警備職の場合、先にも述べたように、社員、バイト、定番、1日・1回限りの臨時(応援)に関わらず他人の安全に関与する特殊な勤務ですから、体力や精神力といった健康の維持や管理が労働者本人、使用者側双方に求められます。
交通費制度とは、そうした背景があるのです。
>>301 ※続
もし、交通費を1円も支給されないで遠距離通勤となる警備をしたらどうなるでしょうか?
例えば、まずあなたの住む都道府県の最低賃金を時給700円とします。あなたの勤務時間を8時間(拘束9時間)としましょう。9時〜18時です。
あなたの家から就業場所までマイカー通勤不可で、公共交通機関を使い片道2時間かかります。その2時間に、JRや地下鉄、バスを駆使して片道約900円かかるとしましょう。
あなたはバイトで、社会保険も労働保険もついてなく交通費も1円も貰っていません。
あなたの日当を計算しましょう。
700円×8時間=5600円
交通費=1800円
差引=3800円
正味=約475円
そこに、吹雪・極寒対策の使い捨てカイロや炎天下対策の水分補給もする必要がありますから、正味1日3500円、時給438円になります。
実質賃金が438〜475円ですから、最低賃金が700円からは明らかに差があります。
朝7時に家を出て、に家路に着くのが夜8時。
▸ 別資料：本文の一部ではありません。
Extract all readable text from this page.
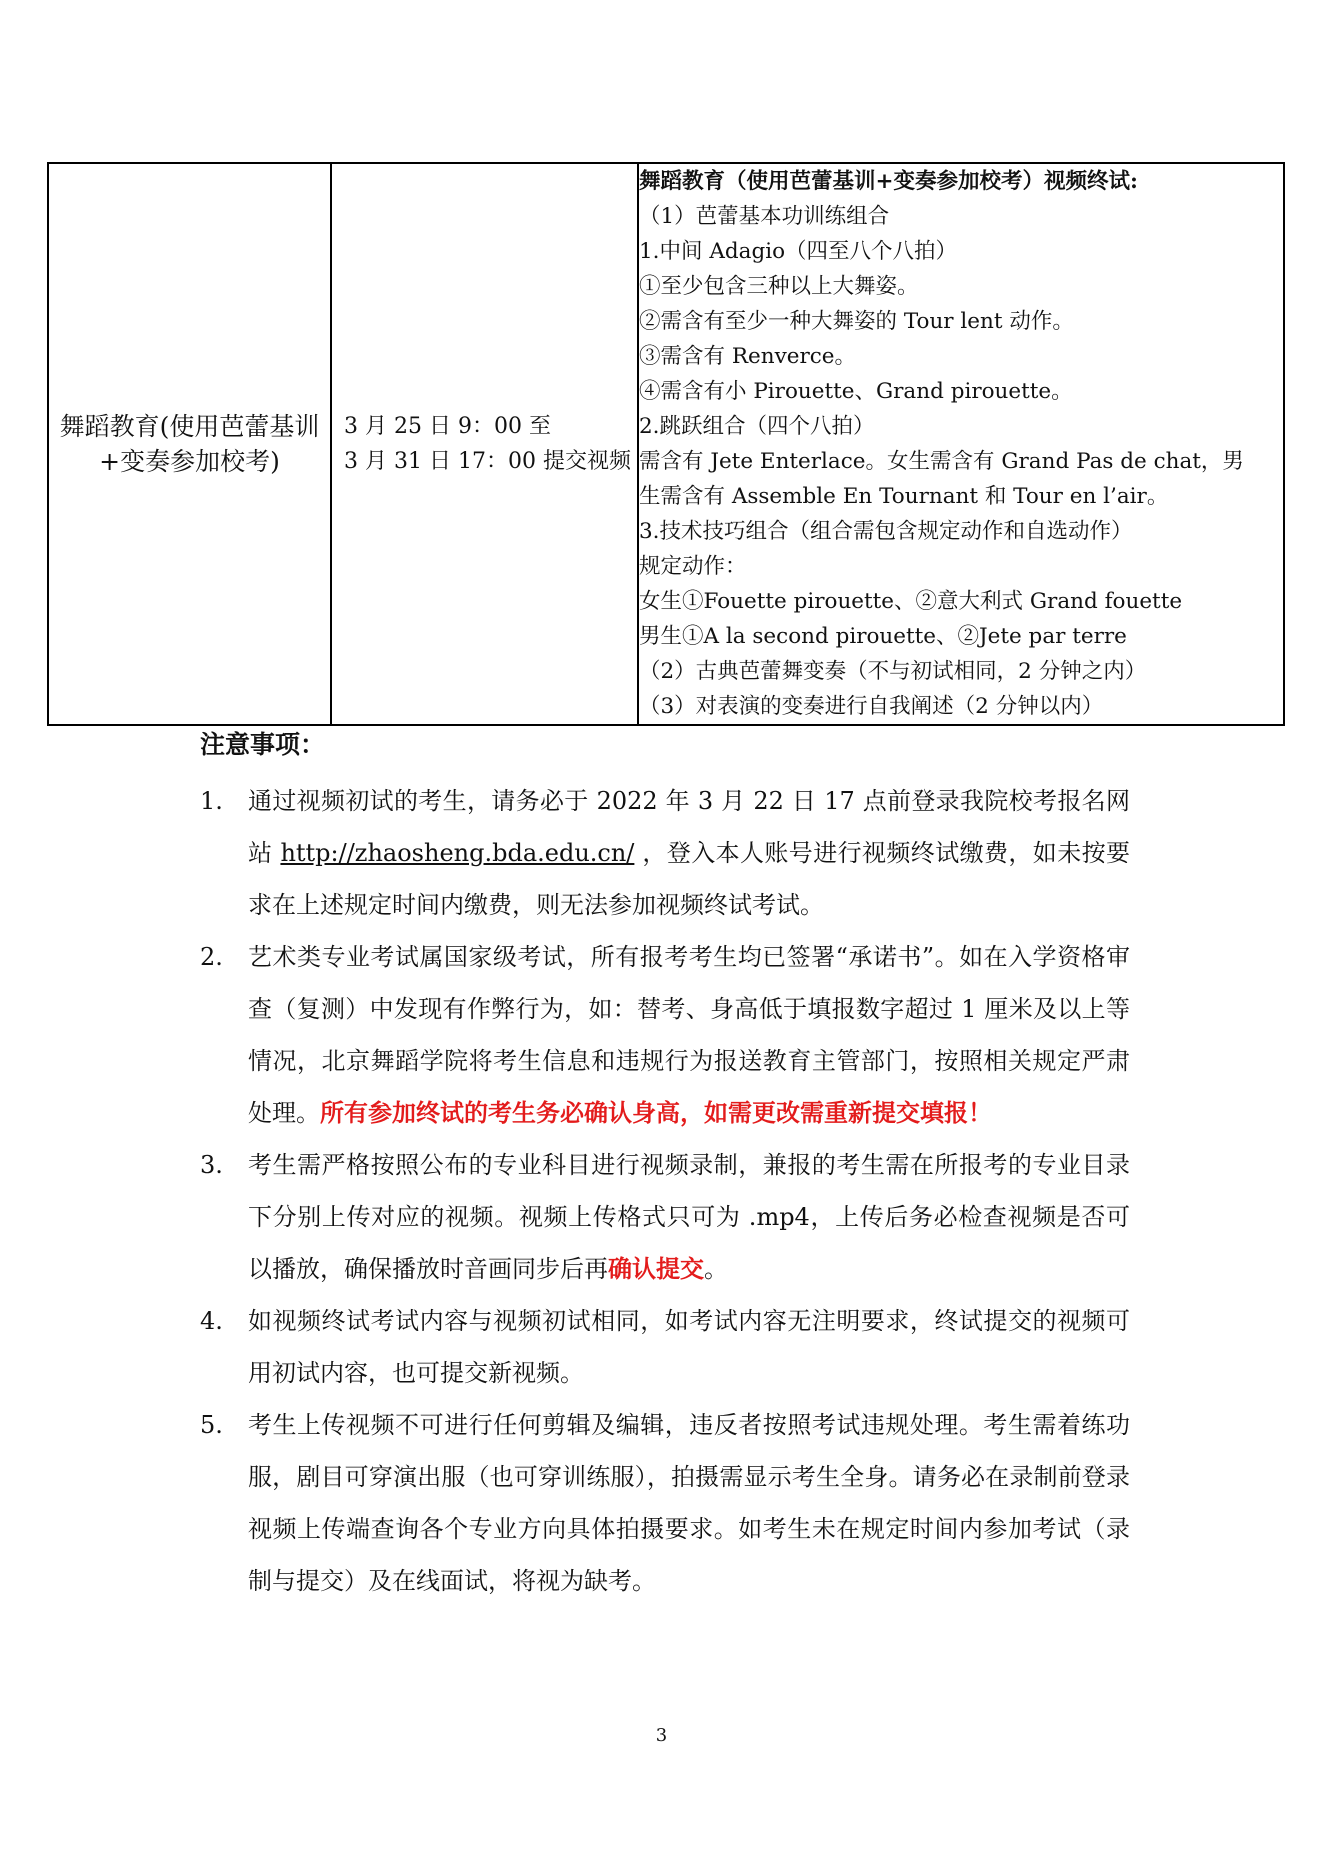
舞蹈教育(使用芭蕾基训+变奏参加校考)

3 月 25 日 9：00 至
3 月 31 日 17：00 提交视频

舞蹈教育（使用芭蕾基训+变奏参加校考）视频终试:
（1）芭蕾基本功训练组合
1.中间 Adagio（四至八个八拍）
①至少包含三种以上大舞姿。
②需含有至少一种大舞姿的 Tour lent 动作。
③需含有 Renverce。
④需含有小 Pirouette、Grand pirouette。
2.跳跃组合（四个八拍）
需含有 Jete Enterlace。女生需含有 Grand Pas de chat，男
生需含有 Assemble En Tournant 和 Tour en l’air。
3.技术技巧组合（组合需包含规定动作和自选动作）
规定动作：
女生①Fouette pirouette、②意大利式 Grand fouette
男生①A la second pirouette、②Jete par terre
（2）古典芭蕾舞变奏（不与初试相同，2 分钟之内）
（3）对表演的变奏进行自我阐述（2 分钟以内）
注意事项：
1.	通过视频初试的考生，请务必于 2022 年 3 月 22 日 17 点前登录我院校考报名网站 http://zhaosheng.bda.edu.cn/ ，登入本人账号进行视频终试缴费，如未按要求在上述规定时间内缴费，则无法参加视频终试考试。
2.	艺术类专业考试属国家级考试，所有报考考生均已签署“承诺书”。如在入学资格审查（复测）中发现有作弊行为，如：替考、身高低于填报数字超过 1 厘米及以上等情况，北京舞蹈学院将考生信息和违规行为报送教育主管部门，按照相关规定严肃处理。所有参加终试的考生务必确认身高，如需更改需重新提交填报！
3.	考生需严格按照公布的专业科目进行视频录制，兼报的考生需在所报考的专业目录下分别上传对应的视频。视频上传格式只可为 .mp4，上传后务必检查视频是否可以播放，确保播放时音画同步后再确认提交。
4.	如视频终试考试内容与视频初试相同，如考试内容无注明要求，终试提交的视频可用初试内容，也可提交新视频。
5.	考生上传视频不可进行任何剪辑及编辑，违反者按照考试违规处理。考生需着练功服，剧目可穿演出服（也可穿训练服），拍摄需显示考生全身。请务必在录制前登录视频上传端查询各个专业方向具体拍摄要求。如考生未在规定时间内参加考试（录制与提交）及在线面试，将视为缺考。
3
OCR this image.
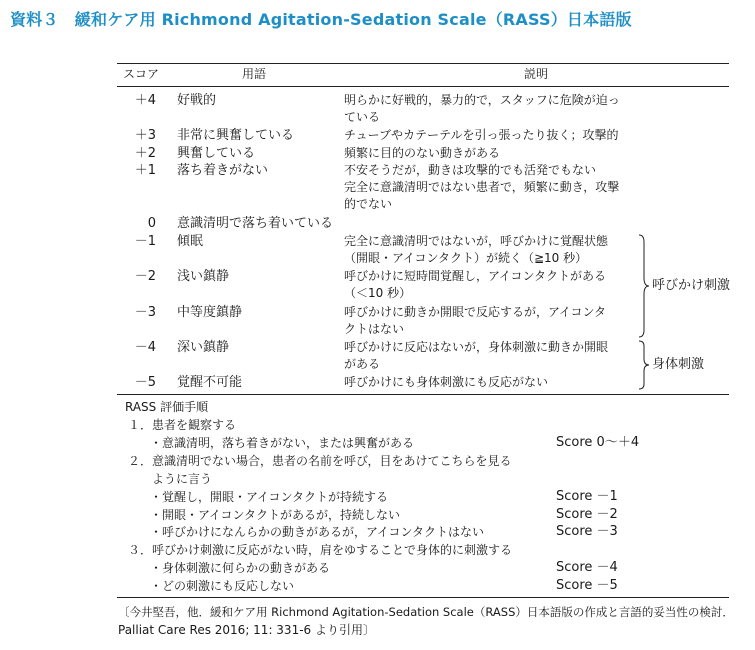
資料３　緩和ケア用 Richmond Agitation-Sedation Scale（RASS）日本語版
スコア	用語	説明
＋4 好戦的	明らかに好戦的，暴力的で，スタッフに危険が迫っ
ている
＋3 非常に興奮している	チューブやカテーテルを引っ張ったり抜く；攻撃的
＋2 興奮している	頻繁に目的のない動きがある
＋1 落ち着きがない	不安そうだが，動きは攻撃的でも活発でもない
完全に意識清明ではない患者で，頻繁に動き，攻撃
的でない
0 意識清明で落ち着いている
－1 傾眠	完全に意識清明ではないが，呼びかけに覚醒状態
（開眼・アイコンタクト）が続く（≧10 秒）
－2 浅い鎮静	呼びかけに短時間覚醒し，アイコンタクトがある
（＜10 秒）
－3 中等度鎮静	呼びかけに動きか開眼で反応するが，アイコンタ
クトはない
－4 深い鎮静	呼びかけに反応はないが，身体刺激に動きか開眼
がある
－5 覚醒不可能	呼びかけにも身体刺激にも反応がない
呼びかけ刺激
身体刺激
RASS 評価手順
１．患者を観察する
・意識清明，落ち着きがない，または興奮がある	Score 0〜＋4
２．意識清明でない場合，患者の名前を呼び，目をあけてこちらを見る
　　ように言う
・覚醒し，開眼・アイコンタクトが持続する	Score －1
・開眼・アイコンタクトがあるが，持続しない	Score －2
・呼びかけになんらかの動きがあるが，アイコンタクトはない	Score －3
３．呼びかけ刺激に反応がない時，肩をゆすることで身体的に刺激する
・身体刺激に何らかの動きがある	Score －4
・どの刺激にも反応しない	Score －5
〔今井堅吾，他．緩和ケア用 Richmond Agitation-Sedation Scale（RASS）日本語版の作成と言語的妥当性の検討．
Palliat Care Res 2016; 11: 331-6 より引用〕
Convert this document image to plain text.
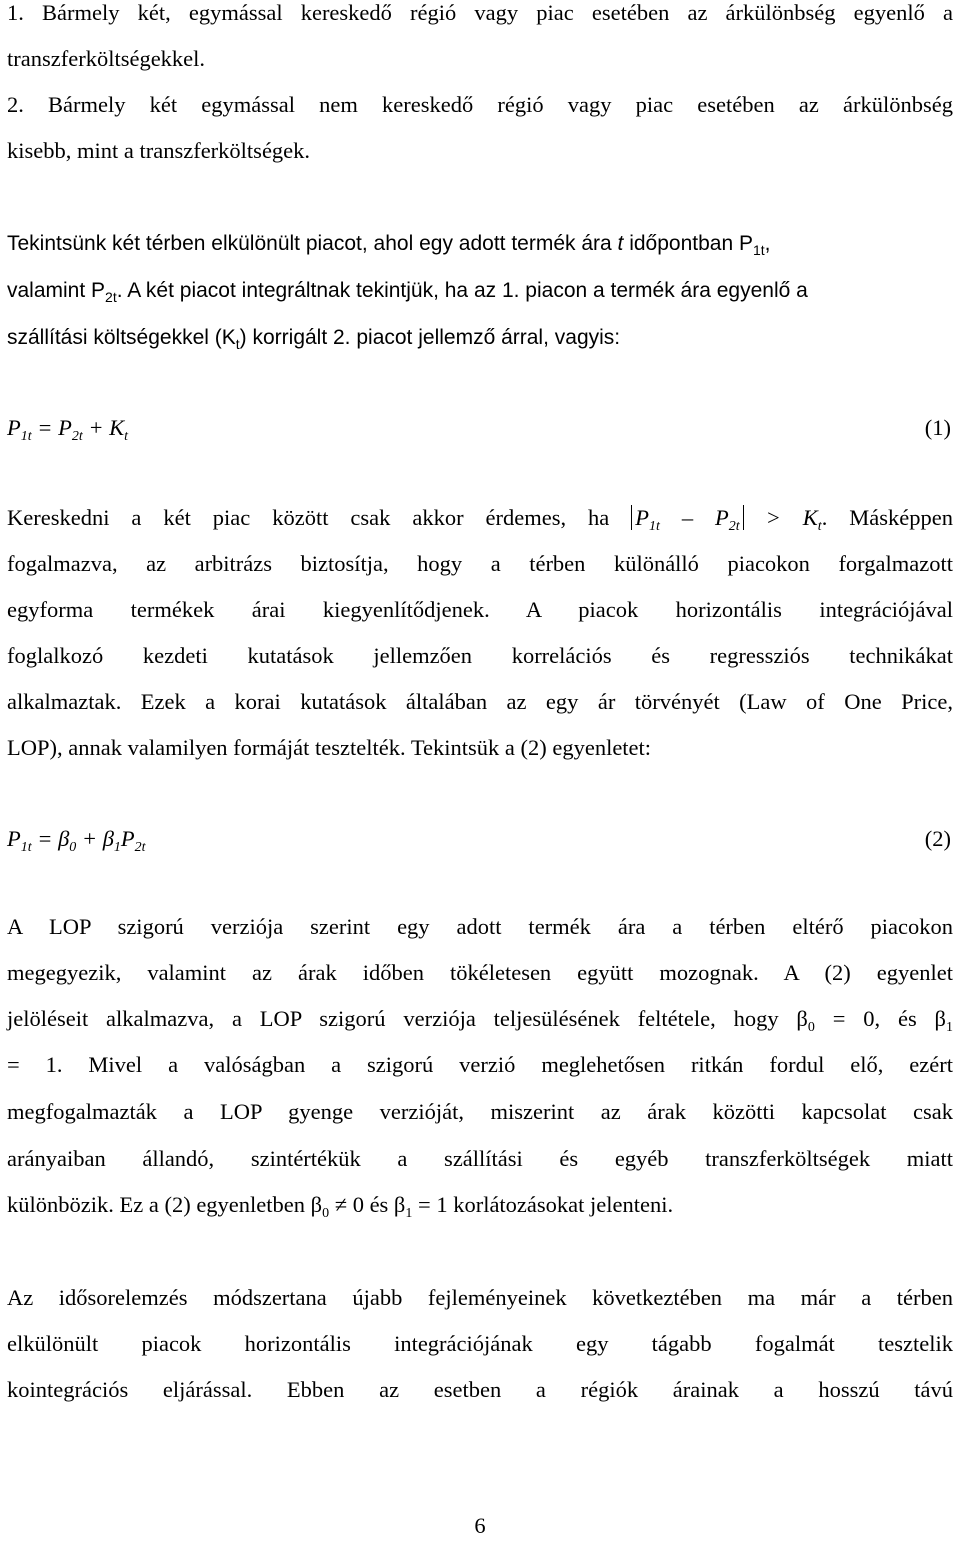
1. Bármely két, egymással kereskedő régió vagy piac esetében az árkülönbség egyenlő a
transzferköltségekkel.
2. Bármely két egymással nem kereskedő régió vagy piac esetében az árkülönbség
kisebb, mint a transzferköltségek.
Tekintsünk két térben elkülönült piacot, ahol egy adott termék ára t időpontban $P_{1t}$,
valamint $P_{2t}$. A két piacot integráltnak tekintjük, ha az 1. piacon a termék ára egyenlő a
szállítási költségekkel $(K_t)$ korrigált 2. piacot jellemző árral, vagyis:
$P_{1t} = P_{2t} + K_t$	(1)
Kereskedni a két piac között csak akkor érdemes, ha $P_{1t} - P_{2t} > K_t$. Másképpen
fogalmazva, az arbitrázs biztosítja, hogy a térben különálló piacokon forgalmazott
egyforma termékek árai kiegyenlítődjenek. A piacok horizontális integrációjával
foglalkozó kezdeti kutatások jellemzően korrelációs és regressziós technikákat
alkalmaztak. Ezek a korai kutatások általában az egy ár törvényét (Law of One Price,
LOP), annak valamilyen formáját tesztelték. Tekintsük a (2) egyenletet:
$P_{1t} = \beta_0 + \beta_1P_{2t}$	(2)
A LOP szigorú verziója szerint egy adott termék ára a térben eltérő piacokon
megegyezik, valamint az árak időben tökéletesen együtt mozognak. A (2) egyenlet
jelöléseit alkalmazva, a LOP szigorú verziója teljesülésének feltétele, hogy $\beta_0 = 0$, és $\beta_1$
= 1. Mivel a valóságban a szigorú verzió meglehetősen ritkán fordul elő, ezért
megfogalmazták a LOP gyenge verzióját, miszerint az árak közötti kapcsolat csak
arányaiban állandó, szintértékük a szállítási és egyéb transzferköltségek miatt
különbözik. Ez a (2) egyenletben $\beta_0 \ne 0$ és $\beta_1 = 1$ korlátozásokat jelenteni.
Az idősorelemzés módszertana újabb fejleményeinek következtében ma már a térben
elkülönült piacok horizontális integrációjának egy tágabb fogalmát tesztelik
kointegrációs eljárással. Ebben az esetben a régiók árainak a hosszú távú
6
これで月22日間働いても、正味77000円〜83600円程度にしかなりません。
今の日本社会、日本経済において果たしてこれで生活はできるでしょうか?
雇用契約書に記載されていない就業場所や労働内容(変更)を突然電話で命じる始末。
断りたいが、圧力とも取れる電話対応で、強制的・半強制的(遠回しにクビをチラつかされるようなニュアンス)に遠距離かつ交通費なしの過酷な労働内容を命じられる。
しかし、このような起用法や最低賃金法で示された賃金より明らかに定額となる実質賃金は、労働基準法に反しないのでしょうか?
しかも、名目が(○日限りの)「臨時」「応援」「バイト」と表記されているが、
後日、労働基準法違反(雇用契約書にない契約の労働条件をしつこく迫る)や最低賃金法違反によるクレームを申し入れると
陰で強引(いやいや引き受けさせる状態にして)にやらせる電話内容をしておきながら、「あのとき、いいよといったのはオマエだろ?」と反論される始末。
このような、実質時給450円程度で社員並みの勤務時間・内容では、労働安全衛生の倫理・法規の観点から、警備業務特有の無事故・勤務中の窃盗などの不祥事事件を起こさずに他人の身体や生命の保護をすることに対し、肉体的、経済的、精神的に難しいのではないでしょうかね?